Shareholder Proposals and ESG. Most shareholder proposals were submitted pre-crisis and, as a result, probably did not take the pandemic into account. Proposals that may have sounded appropriate last year may seem much less so this year, especially in industries hard hit by the pandemic, such as airlines and restaurants, where proposals for resource-intensive actions or reporting could undermine companies’ ability to respond to more immediate concerns that are also in shareholders’ interests.   On the other hand, the pandemic may have inspired some companies to look harder at “black swan-type risks, such as preparedness for climate change.”  Glass Lewis also cautions companies not to use the crisis “to dismiss or hamper the ability of shareholder proponents to put forward their resolutions, speak at virtual meetings and have shareholders vote on such matters. Poor behavior or treatment towards shareholders will likely only encourage more activist attention and will certainly be reflected in future shareholder votes on directors and recommendations from proxy advisors.” 

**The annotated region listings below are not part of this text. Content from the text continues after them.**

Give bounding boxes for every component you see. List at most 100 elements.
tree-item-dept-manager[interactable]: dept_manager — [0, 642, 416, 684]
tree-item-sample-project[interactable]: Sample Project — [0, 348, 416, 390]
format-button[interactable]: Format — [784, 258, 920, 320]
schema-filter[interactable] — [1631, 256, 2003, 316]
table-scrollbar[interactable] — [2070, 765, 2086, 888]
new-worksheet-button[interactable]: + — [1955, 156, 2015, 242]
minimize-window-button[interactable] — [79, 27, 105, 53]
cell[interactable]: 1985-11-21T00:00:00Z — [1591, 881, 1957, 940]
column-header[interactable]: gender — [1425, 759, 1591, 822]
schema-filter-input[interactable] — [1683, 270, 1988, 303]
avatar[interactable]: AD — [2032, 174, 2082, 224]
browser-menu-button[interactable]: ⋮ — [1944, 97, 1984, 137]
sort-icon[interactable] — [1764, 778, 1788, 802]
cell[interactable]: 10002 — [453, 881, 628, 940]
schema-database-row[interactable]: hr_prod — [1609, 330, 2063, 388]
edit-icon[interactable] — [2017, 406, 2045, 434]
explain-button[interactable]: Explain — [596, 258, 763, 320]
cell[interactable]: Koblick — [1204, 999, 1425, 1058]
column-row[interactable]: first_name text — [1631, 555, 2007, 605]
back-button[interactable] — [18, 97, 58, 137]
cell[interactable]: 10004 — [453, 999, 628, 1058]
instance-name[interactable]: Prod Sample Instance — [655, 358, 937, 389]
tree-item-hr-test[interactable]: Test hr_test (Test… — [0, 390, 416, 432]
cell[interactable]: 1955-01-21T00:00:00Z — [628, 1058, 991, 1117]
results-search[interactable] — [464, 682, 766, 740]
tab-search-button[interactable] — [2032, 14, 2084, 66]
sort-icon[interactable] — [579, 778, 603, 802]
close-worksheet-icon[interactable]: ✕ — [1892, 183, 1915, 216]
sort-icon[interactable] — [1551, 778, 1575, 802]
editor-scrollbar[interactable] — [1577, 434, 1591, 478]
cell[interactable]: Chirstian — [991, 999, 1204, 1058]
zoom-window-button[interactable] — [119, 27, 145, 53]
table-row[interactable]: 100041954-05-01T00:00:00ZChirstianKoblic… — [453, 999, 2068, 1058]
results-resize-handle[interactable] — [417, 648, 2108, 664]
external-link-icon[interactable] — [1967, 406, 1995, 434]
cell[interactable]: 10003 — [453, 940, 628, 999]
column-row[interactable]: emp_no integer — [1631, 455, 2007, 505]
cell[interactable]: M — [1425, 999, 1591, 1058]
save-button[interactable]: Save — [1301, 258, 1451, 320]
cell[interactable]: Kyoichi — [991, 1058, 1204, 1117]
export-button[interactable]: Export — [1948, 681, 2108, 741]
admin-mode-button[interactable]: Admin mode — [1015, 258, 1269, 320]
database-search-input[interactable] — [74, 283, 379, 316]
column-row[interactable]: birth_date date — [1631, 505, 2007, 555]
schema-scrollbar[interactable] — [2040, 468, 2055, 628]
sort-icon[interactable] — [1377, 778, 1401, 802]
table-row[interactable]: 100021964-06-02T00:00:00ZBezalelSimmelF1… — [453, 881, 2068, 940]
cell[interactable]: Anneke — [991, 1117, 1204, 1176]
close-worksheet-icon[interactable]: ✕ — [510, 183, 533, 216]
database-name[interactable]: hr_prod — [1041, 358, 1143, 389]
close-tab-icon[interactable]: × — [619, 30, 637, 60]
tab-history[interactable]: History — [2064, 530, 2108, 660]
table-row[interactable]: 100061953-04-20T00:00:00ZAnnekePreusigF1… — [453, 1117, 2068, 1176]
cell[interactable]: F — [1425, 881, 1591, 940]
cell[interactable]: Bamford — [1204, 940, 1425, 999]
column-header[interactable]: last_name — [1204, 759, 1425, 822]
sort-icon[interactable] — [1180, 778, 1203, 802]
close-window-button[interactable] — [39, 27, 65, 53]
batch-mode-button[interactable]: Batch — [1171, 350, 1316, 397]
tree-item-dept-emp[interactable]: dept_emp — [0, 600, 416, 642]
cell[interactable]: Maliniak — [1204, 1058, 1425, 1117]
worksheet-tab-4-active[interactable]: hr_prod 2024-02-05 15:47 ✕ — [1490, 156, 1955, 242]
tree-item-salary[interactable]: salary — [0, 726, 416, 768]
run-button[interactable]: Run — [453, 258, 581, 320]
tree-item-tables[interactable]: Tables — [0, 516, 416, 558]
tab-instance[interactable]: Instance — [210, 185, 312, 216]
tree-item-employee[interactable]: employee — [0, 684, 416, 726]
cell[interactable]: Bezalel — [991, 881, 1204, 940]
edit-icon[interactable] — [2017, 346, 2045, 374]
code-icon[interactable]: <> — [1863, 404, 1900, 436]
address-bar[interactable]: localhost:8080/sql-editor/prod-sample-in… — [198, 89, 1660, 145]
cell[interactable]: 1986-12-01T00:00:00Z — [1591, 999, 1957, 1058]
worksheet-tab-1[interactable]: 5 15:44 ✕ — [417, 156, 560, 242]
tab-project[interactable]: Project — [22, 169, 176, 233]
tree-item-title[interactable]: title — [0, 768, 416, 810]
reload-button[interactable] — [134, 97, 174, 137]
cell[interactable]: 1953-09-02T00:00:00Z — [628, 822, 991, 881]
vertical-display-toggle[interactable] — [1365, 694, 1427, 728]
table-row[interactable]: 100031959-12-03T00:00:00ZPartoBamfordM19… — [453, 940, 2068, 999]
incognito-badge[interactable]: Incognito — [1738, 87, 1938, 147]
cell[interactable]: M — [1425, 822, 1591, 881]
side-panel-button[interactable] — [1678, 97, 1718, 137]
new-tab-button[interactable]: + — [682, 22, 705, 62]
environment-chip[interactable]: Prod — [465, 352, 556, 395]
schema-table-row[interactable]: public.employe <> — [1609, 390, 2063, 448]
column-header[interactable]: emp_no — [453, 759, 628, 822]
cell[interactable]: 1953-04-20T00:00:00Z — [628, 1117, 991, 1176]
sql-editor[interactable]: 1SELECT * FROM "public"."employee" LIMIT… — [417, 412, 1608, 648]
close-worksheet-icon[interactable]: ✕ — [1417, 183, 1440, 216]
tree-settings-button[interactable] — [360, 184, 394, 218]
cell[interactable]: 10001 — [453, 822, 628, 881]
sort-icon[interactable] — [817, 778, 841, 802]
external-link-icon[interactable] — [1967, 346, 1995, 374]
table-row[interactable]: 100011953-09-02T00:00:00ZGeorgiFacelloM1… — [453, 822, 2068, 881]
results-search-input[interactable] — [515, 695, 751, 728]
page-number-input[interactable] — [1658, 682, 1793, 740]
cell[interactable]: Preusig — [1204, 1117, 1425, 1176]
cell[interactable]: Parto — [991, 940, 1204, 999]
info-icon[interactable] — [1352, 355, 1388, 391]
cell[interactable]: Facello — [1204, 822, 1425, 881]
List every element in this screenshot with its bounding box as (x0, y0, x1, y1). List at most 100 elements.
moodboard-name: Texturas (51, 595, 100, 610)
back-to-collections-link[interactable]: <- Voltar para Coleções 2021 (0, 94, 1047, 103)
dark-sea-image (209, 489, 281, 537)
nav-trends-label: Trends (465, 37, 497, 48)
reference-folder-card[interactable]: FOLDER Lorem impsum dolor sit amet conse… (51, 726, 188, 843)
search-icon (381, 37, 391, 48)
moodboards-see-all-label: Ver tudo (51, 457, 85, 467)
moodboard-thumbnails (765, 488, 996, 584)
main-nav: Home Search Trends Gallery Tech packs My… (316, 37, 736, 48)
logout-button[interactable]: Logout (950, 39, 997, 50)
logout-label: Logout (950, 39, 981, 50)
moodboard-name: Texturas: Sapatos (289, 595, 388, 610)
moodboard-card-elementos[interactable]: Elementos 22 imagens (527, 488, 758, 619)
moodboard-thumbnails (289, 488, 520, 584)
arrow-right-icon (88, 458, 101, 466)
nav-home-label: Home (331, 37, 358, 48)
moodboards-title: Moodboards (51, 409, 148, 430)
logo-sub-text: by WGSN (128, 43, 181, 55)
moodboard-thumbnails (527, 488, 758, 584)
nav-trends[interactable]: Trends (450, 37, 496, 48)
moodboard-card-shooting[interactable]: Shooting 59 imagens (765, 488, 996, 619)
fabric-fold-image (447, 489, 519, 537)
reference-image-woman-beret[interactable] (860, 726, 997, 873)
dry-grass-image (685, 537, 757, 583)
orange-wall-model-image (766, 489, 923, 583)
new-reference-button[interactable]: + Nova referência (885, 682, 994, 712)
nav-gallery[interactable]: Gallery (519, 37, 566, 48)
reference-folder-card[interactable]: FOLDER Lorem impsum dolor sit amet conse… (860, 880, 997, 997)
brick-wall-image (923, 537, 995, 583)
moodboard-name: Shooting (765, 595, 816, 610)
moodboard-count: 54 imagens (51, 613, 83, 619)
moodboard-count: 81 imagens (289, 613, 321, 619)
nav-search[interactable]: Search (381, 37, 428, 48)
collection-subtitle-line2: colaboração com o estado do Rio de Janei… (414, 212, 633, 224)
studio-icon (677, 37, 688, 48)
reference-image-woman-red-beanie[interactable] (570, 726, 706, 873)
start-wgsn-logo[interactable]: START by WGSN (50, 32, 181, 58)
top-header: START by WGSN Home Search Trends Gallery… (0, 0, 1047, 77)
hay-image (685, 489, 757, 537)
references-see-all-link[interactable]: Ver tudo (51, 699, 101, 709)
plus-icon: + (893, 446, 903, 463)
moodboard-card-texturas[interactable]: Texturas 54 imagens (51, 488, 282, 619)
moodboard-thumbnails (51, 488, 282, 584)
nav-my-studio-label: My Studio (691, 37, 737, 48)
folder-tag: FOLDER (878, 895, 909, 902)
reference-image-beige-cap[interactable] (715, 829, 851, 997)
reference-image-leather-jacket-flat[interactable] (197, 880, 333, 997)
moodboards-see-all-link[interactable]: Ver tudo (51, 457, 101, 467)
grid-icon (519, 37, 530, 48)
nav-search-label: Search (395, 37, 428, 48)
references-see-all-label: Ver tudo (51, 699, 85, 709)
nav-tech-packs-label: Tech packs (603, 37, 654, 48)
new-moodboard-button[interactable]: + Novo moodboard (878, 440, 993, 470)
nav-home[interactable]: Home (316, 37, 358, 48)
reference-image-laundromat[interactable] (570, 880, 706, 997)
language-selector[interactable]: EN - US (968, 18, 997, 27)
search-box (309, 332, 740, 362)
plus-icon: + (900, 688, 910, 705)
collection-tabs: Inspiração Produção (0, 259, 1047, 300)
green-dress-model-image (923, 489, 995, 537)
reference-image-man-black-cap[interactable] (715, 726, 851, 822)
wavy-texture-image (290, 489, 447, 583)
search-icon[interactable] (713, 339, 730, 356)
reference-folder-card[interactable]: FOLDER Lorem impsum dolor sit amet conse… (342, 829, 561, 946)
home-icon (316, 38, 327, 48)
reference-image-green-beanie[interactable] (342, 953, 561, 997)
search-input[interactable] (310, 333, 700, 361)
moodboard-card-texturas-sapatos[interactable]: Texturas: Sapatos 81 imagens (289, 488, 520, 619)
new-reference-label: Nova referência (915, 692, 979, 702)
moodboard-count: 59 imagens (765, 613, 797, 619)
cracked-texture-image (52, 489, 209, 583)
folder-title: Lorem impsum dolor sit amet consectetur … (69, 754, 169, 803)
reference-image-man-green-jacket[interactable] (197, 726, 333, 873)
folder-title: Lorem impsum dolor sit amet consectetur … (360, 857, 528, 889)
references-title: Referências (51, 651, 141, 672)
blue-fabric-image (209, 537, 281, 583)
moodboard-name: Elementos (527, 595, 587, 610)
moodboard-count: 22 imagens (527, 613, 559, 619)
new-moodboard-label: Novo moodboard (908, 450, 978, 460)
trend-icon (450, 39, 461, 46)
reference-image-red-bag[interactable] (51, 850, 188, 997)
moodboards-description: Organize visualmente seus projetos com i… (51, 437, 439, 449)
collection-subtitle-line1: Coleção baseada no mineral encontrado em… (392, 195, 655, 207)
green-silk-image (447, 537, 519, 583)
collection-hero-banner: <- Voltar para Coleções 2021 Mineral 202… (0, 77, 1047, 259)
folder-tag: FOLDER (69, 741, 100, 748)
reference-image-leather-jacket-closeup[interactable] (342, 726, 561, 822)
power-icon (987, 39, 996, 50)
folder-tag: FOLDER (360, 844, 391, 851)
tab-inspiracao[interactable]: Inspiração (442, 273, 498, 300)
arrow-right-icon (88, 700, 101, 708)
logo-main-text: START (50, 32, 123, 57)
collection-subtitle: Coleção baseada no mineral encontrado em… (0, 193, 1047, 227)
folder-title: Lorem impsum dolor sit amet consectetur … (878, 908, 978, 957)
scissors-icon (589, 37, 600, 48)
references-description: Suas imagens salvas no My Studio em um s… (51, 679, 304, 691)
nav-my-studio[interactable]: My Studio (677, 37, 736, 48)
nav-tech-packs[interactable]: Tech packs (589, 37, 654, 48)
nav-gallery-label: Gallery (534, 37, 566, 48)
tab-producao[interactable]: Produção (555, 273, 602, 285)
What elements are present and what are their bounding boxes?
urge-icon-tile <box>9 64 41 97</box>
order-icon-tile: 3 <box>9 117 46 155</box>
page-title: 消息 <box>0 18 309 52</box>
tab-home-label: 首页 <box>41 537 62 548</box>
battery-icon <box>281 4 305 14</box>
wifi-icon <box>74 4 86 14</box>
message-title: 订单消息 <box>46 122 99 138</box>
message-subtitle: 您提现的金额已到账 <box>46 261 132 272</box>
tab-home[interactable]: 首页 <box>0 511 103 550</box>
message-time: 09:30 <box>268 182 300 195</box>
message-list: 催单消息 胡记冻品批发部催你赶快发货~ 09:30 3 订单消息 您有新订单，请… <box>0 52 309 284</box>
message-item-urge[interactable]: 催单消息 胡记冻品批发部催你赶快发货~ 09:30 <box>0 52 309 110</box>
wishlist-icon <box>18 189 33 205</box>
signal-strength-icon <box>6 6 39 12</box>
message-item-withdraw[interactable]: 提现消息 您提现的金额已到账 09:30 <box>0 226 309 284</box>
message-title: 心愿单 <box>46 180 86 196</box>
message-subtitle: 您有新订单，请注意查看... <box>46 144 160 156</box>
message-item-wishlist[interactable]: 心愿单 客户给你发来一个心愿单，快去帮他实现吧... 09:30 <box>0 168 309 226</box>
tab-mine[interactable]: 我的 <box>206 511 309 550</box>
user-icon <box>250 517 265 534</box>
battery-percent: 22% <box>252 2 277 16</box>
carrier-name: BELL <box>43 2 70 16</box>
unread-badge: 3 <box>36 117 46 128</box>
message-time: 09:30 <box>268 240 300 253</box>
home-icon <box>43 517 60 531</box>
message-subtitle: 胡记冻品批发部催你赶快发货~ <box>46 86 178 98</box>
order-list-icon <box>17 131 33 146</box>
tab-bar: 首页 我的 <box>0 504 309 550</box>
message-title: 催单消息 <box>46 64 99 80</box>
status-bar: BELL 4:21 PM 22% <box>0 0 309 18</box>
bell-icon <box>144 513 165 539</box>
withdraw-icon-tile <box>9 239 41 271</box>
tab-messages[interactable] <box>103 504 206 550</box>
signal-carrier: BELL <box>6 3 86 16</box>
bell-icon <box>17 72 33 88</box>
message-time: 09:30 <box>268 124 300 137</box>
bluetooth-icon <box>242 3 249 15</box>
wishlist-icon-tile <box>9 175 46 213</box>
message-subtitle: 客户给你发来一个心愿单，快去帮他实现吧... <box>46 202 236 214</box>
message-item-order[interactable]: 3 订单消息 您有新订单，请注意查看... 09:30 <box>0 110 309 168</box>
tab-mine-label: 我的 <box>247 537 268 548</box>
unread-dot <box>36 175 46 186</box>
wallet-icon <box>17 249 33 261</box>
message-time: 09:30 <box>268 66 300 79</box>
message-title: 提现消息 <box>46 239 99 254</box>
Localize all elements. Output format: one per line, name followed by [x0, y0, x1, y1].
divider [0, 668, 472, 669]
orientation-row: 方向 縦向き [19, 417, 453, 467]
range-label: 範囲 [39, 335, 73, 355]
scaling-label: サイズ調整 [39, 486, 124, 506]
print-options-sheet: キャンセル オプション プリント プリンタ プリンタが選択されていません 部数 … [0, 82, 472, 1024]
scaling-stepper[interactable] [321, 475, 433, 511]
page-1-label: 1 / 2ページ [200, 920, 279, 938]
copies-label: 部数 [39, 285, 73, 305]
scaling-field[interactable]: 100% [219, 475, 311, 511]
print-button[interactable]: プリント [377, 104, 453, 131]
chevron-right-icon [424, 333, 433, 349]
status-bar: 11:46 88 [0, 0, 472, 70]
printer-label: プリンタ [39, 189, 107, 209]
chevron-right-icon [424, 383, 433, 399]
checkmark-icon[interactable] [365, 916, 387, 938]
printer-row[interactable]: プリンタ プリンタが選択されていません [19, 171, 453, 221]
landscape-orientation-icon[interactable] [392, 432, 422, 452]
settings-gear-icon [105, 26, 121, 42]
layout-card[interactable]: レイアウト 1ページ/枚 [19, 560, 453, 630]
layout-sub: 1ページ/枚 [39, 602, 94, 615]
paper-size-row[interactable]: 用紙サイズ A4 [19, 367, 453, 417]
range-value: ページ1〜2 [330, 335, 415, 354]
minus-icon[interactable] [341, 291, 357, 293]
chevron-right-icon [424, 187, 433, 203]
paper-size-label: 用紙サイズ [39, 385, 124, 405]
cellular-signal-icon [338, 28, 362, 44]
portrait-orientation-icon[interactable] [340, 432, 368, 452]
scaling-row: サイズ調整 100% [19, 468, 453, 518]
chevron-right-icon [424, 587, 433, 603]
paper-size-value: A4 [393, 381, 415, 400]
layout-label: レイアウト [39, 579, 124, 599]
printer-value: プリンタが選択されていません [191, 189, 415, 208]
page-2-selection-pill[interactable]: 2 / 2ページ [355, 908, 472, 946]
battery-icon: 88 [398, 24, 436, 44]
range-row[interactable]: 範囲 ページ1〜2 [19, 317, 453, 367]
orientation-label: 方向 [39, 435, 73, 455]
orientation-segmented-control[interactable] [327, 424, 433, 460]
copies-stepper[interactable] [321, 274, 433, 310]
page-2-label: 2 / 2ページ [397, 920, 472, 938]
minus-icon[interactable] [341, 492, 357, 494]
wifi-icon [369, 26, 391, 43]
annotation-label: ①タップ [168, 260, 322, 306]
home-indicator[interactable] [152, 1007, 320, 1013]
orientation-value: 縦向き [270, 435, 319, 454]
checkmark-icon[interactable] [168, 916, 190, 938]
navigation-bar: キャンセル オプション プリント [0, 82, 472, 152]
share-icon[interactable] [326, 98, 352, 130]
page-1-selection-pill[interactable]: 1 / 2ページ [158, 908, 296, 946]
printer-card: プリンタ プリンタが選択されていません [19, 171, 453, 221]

Glass Lewis’s contextual approach. Glass Lewis believes that its current guidelines already allow “appropriate discretion and pragmatism.” Critical to the exercise of that discretion will be disclosures provided by companies with regard to the reasonableness of and justifications for changes (such as any changes to executive comp) made as a result of the crisis, particularly in relation to the impact on shareholder interests and employees.  Glass Lewis also believes that companies with “a good track record on governance, performance and the use of board discretion prior to the pandemic will be afforded more discretion in our analysis than those that do not.” Recognizing the benefit of acting quickly and decisively during a time of crisis, Glass Lewis “will exercise discretion when considering governance issues where there is a clear material benefit to shareholders for supporting proposals that bring timing and/or certainty of decisions and outcomes.”  Finally, Glass Lewis believes that the crisis will reveal those  companies with effective governance: they will be companies that are “well prepared and provide shareholders with certainty, effective disclosure and a consistent approach that reasonably considers the impact of their decisions on shareholders, executives and employees.”